Orcadian Column, 5 May 2022


With the return of the Orkney Rugby 7s last Saturday, the Picky was a riot of noise, colour and excitement from the minis tournament in the morning to the men’s final late in the afternoon. At the culmination of a season that has seen all the Orkney teams enjoy some measure of success, it was always going to be a day of celebration. Even the cool breeze and persistent drizzle couldn’t dampen spirits.

The same was true of another event on Saturday, this time marking the formal reopening of St Peter’s Kirk at Eastside in South Ronaldsay. I had the privilege of being invited to unveil a commemorative plaque, and thoroughly enjoyed sharing in the reminiscences of those with a personal connection to this very special place, including one memorable tale of a windswept wedding and a bride with a vertical veil.

The project has blossomed as a collaboration between the local community and Historic Churches Scotland, ensuring a building with a wonderful history also now has a bright and optimistic future. By all accounts, this is something that Orkney does better than most.

Both these events offered another welcome sign of life returning to normal. A further symbolic indication of this was confirmation by the Scottish Government that the Covid vaccination app is finally being switched off. With little evidence that the app helped limit the spread of the virus or drive up vaccination rates, its demise will scarcely prompt an outbreak of national mourning.

For a time, the so-called ‘Covid passport’ was in use across the UK. However, rather than apply the same scheme UK-wide, the First Minister insisted on Scotland developing its own app. As a result, costs went up and delays left Scots unable to access their digital ‘passport’ for months after it was available to those in England and Wales. It also created needless problems for those who had received vaccinations in different parts of the UK.

It now appears that history is repeating itself, this time in relation to the census. Ever since 1801, this nationwide survey has been conducted simultaneously throughout the UK once every ten years. It provides an invaluable snapshot of data, allowing public policy decisions to be informed by accurate comparisons across the population.

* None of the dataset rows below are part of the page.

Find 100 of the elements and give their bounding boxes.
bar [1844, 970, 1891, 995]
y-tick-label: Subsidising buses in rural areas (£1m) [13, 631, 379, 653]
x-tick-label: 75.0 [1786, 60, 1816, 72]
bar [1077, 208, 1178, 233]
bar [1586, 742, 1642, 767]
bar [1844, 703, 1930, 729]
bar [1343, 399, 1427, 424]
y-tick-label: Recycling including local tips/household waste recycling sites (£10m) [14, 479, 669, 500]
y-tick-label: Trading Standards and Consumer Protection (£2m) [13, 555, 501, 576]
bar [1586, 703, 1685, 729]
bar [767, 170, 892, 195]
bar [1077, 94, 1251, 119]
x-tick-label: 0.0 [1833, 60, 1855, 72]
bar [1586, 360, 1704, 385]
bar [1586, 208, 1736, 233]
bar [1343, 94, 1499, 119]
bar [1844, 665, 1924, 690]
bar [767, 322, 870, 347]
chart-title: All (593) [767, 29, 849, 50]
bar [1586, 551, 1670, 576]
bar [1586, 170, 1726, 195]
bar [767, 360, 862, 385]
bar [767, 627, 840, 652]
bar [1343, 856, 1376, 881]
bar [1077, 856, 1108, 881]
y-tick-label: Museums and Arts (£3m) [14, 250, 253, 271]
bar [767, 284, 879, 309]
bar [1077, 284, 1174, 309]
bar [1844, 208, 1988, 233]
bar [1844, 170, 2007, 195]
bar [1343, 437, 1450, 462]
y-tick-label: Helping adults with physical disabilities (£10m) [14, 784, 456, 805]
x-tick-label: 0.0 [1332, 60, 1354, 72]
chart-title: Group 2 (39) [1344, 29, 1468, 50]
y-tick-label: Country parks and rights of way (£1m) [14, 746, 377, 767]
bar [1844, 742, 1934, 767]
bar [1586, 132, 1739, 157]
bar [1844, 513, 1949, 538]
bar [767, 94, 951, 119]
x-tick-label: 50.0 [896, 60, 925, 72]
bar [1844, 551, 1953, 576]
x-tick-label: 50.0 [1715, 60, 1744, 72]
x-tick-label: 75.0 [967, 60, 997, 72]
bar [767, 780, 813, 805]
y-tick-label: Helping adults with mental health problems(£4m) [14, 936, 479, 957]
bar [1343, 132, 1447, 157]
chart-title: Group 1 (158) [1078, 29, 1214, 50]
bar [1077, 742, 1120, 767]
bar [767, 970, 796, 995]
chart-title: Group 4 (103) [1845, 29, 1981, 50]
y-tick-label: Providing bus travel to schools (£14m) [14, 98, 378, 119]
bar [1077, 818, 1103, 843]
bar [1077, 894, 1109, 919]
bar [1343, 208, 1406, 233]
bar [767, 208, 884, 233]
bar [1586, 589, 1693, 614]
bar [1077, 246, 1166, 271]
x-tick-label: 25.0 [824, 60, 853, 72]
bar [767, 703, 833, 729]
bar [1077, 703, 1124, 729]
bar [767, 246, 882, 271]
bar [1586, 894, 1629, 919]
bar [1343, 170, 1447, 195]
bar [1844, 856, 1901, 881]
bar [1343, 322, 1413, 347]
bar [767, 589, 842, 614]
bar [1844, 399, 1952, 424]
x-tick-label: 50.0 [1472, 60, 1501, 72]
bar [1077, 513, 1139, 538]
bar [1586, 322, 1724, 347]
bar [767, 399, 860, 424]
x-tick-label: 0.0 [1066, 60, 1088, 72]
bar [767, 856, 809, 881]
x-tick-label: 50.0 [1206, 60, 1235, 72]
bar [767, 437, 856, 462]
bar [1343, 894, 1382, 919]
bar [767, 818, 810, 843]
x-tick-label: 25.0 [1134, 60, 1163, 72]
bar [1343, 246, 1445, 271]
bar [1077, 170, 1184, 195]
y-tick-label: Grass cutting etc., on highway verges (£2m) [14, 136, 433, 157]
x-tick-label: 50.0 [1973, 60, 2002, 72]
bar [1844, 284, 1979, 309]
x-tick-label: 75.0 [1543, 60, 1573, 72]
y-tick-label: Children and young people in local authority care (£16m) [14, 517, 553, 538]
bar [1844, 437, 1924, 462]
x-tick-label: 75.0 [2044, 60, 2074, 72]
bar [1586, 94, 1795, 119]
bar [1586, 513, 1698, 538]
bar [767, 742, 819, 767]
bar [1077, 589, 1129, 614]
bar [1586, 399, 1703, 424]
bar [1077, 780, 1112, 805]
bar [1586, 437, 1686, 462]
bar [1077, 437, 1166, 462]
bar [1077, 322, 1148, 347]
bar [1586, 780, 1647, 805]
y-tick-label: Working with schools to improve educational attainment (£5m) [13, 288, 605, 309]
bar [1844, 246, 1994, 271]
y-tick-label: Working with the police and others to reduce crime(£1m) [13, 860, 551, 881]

Not so on this occasion, however. While the rest of the UK went ahead with the census as planned last year, the Scottish Government cited Covid as a reason to delay by 12 months. It was a decision described at the time by one Edinburgh University academic as ‘scientific vandalism’.

In the event, 97% of households in England, Wales and Northern Ireland responded to the census. By contrast, the response rate in Scotland has been a meagre 77%, forcing Scottish Ministers last week to extend the deadline by a month in the hope of turning things around.

There is no guarantee that this move, which will cost a further £10m, is likely to be successful.  Even the potential threat of a £1000 fine facing the 700,000 households who have so far failed to comply with their legal and civic duty may not shift the dial sufficiently.

In making the announcement to parliament last week, the Minister responsible, Angus Robertson sought to blame, amongst other things, the Ukraine conflict for ‘distracting’ people in Scotland. Such deflection has only served to heighten the sense of embarrassment for the Scottish Government, which appears to have been poorly prepared to carry out the census. By decoupling the process in Scotland from the rest of the UK, Scottish Ministers also denied themselves the possibility of benefiting from a wider publicity campaign that successfully drove up return rates elsewhere in the UK last year.

Devolution, of course, allows us the opportunity to do things differently here in Scotland where the need arises. It is a flexibility that, by and large, has stood us in good stead since the creation of the Scottish Parliament in 1999.  However, doing things differently just for the sake of it, irrespective of cost, complexity and even deliverability, makes no sense. This is all the more so when, in order to make a political point, the Scottish Government leaves us all paying the price.